The Olympian has posted five PGA Tour wins, including the Players Championship, in his impressive career to date, but hasn’t won since the 2019 Waste Management Phoenix Open and has missed six cuts in 13 PGA Tour appearances this year. year; a run of form that has left him languishing at 150th in the Official World Golf Ranking, the worst since 2010.
4. Charl Schwartzel
Schwartzel’s career is best defined by his 2011 Masters victory, when he birdied the last four holes to finish two shots ahead of Adam Scott and Jason Day. No fewer than eight players shared the lead during that final round, including Tiger Woods and Rory McIlroy.
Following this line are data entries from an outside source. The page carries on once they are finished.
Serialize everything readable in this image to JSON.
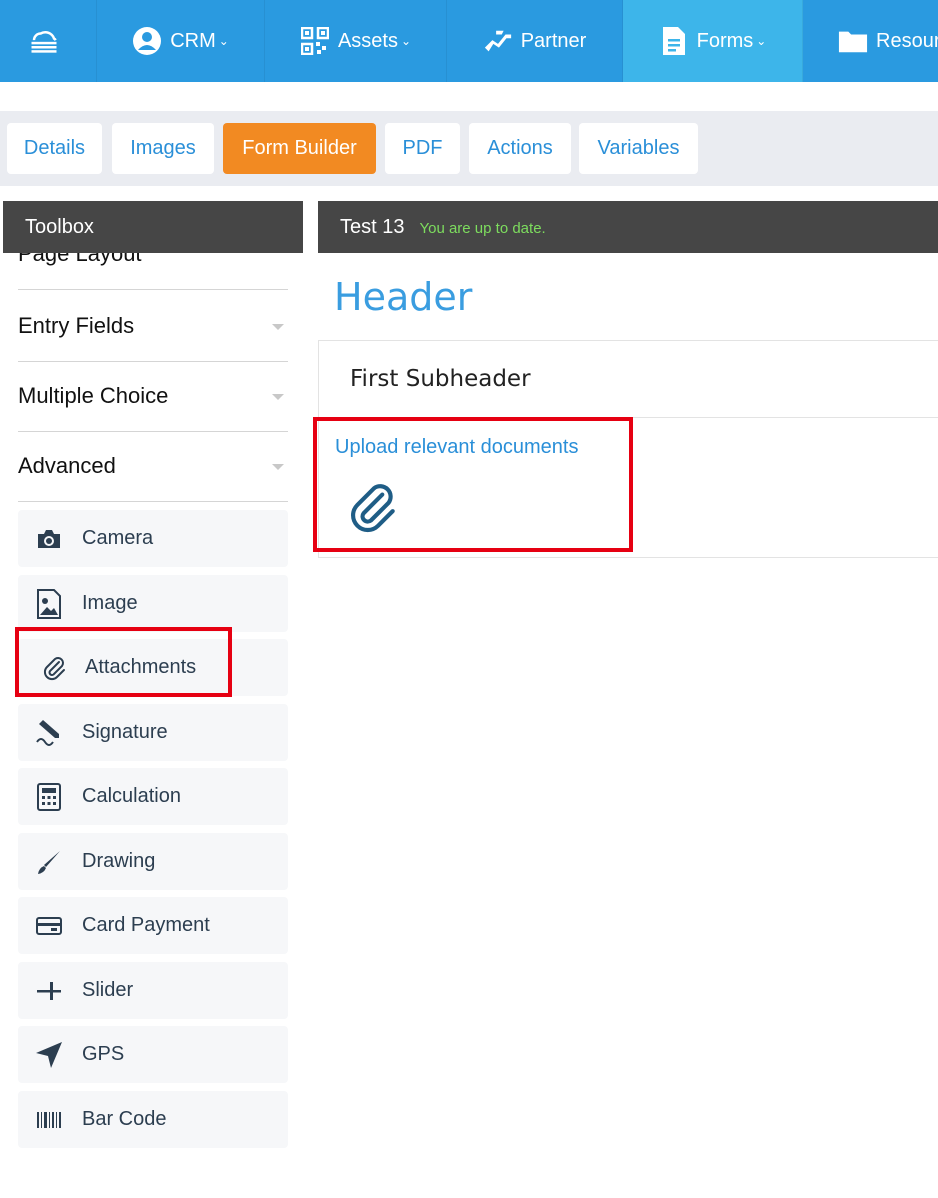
{
  "topnav": {
    "items": [
      {
        "label": "",
        "icon": "cloud-menu-icon"
      },
      {
        "label": "CRM",
        "icon": "user-circle-icon",
        "dropdown": true
      },
      {
        "label": "Assets",
        "icon": "qr-code-icon",
        "dropdown": true
      },
      {
        "label": "Partner",
        "icon": "handshake-icon",
        "dropdown": false
      },
      {
        "label": "Forms",
        "icon": "document-icon",
        "dropdown": true,
        "active": true
      },
      {
        "label": "Resour",
        "icon": "folder-icon",
        "dropdown": false
      }
    ]
  },
  "tabs": [
    {
      "label": "Details"
    },
    {
      "label": "Images"
    },
    {
      "label": "Form Builder",
      "active": true
    },
    {
      "label": "PDF"
    },
    {
      "label": "Actions"
    },
    {
      "label": "Variables"
    }
  ],
  "toolbox": {
    "title": "Toolbox",
    "sections": [
      {
        "label": "Page Layout"
      },
      {
        "label": "Entry Fields"
      },
      {
        "label": "Multiple Choice"
      },
      {
        "label": "Advanced"
      }
    ],
    "tools": [
      {
        "label": "Camera",
        "icon": "camera-icon"
      },
      {
        "label": "Image",
        "icon": "image-icon"
      },
      {
        "label": "Attachments",
        "icon": "paperclip-icon"
      },
      {
        "label": "Signature",
        "icon": "signature-icon"
      },
      {
        "label": "Calculation",
        "icon": "calculator-icon"
      },
      {
        "label": "Drawing",
        "icon": "brush-icon"
      },
      {
        "label": "Card Payment",
        "icon": "credit-card-icon"
      },
      {
        "label": "Slider",
        "icon": "slider-icon"
      },
      {
        "label": "GPS",
        "icon": "location-arrow-icon"
      },
      {
        "label": "Bar Code",
        "icon": "barcode-icon"
      }
    ]
  },
  "canvas": {
    "form_title": "Test 13",
    "status": "You are up to date.",
    "header": "Header",
    "subheader": "First Subheader",
    "attachment_field_label": "Upload relevant documents"
  },
  "colors": {
    "nav_bg": "#2a9ae0",
    "nav_active": "#3db5ea",
    "accent_orange": "#f28a22",
    "link_blue": "#2a8fd8",
    "highlight_red": "#e60012",
    "status_green": "#7ddc5e"
  }
}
The win also marked 50 years since fellow South African Gary Player became the first international winner at Augusta National.
The 37-year-old rose to sixth in the Official World Golf Ranking in the year following his Masters success, but has since slipped to 126th after a string of performances that have not reached the same heights.
Like his South African counterpart, Branden Grace, Schwartzel joined the LIV Golf Series, where he won the inaugural event at Centurion Club.
5. Matthew Wolff
By capturing the 2019 3M Open, Wolff became the first player since Billy Hurley III in 2016 to win after receiving a sponsor waiver and only the third player to win both an NCAA title and a PGA Tour event on the same calendar year, joining Tiger Woods and Ben Crenshaw.
In his Major championship debut at the 2020 PGA Championship, Wolff achieved a T4 finish and just six weeks later, he finished second at the US Open, posting back-to-back top-five finishes in his first two Major championship appearances.
The American reached a career-best 12th place in the Official World Golf Ranking, but has struggled lately. Wolff has yet to play in the Open Championship and retired last year to focus on his mental health.
6. Bubba Watson
Bubba Watson has racked up twelve PGA Tour wins since turning pro in 2002; including the inclusion of two World Golf Championships.
The 43-year-old’s career is perhaps best defined by his two major championship victories, both at the Masters in 2012 and 2014. His second victory at Augusta National propelled him to a career-high in the Official World Golf Rankings. .
The American is unable to participate in the Open Championship this year as he continues his recovery from surgery for a torn meniscus.
7. Matt Kuchar
The American has made 15 consecutive Open Championship appearances, highlighting a second-place finish in 2017 where he and Jordan Spieth battled at Royal Birkdale for the Claret Jug.
Kuchar has consistently competed in major championships with 12 top-10 finishes without going over the line. The defining moment of his career came at the 2012 Players Championship when he won the PGA Tour’s flagship event.
The 44-year-old sat out the US Open last month and posted a T34 at the PGA Championship earlier in the year. He failed to make a cut at any of the four Majors in 2021.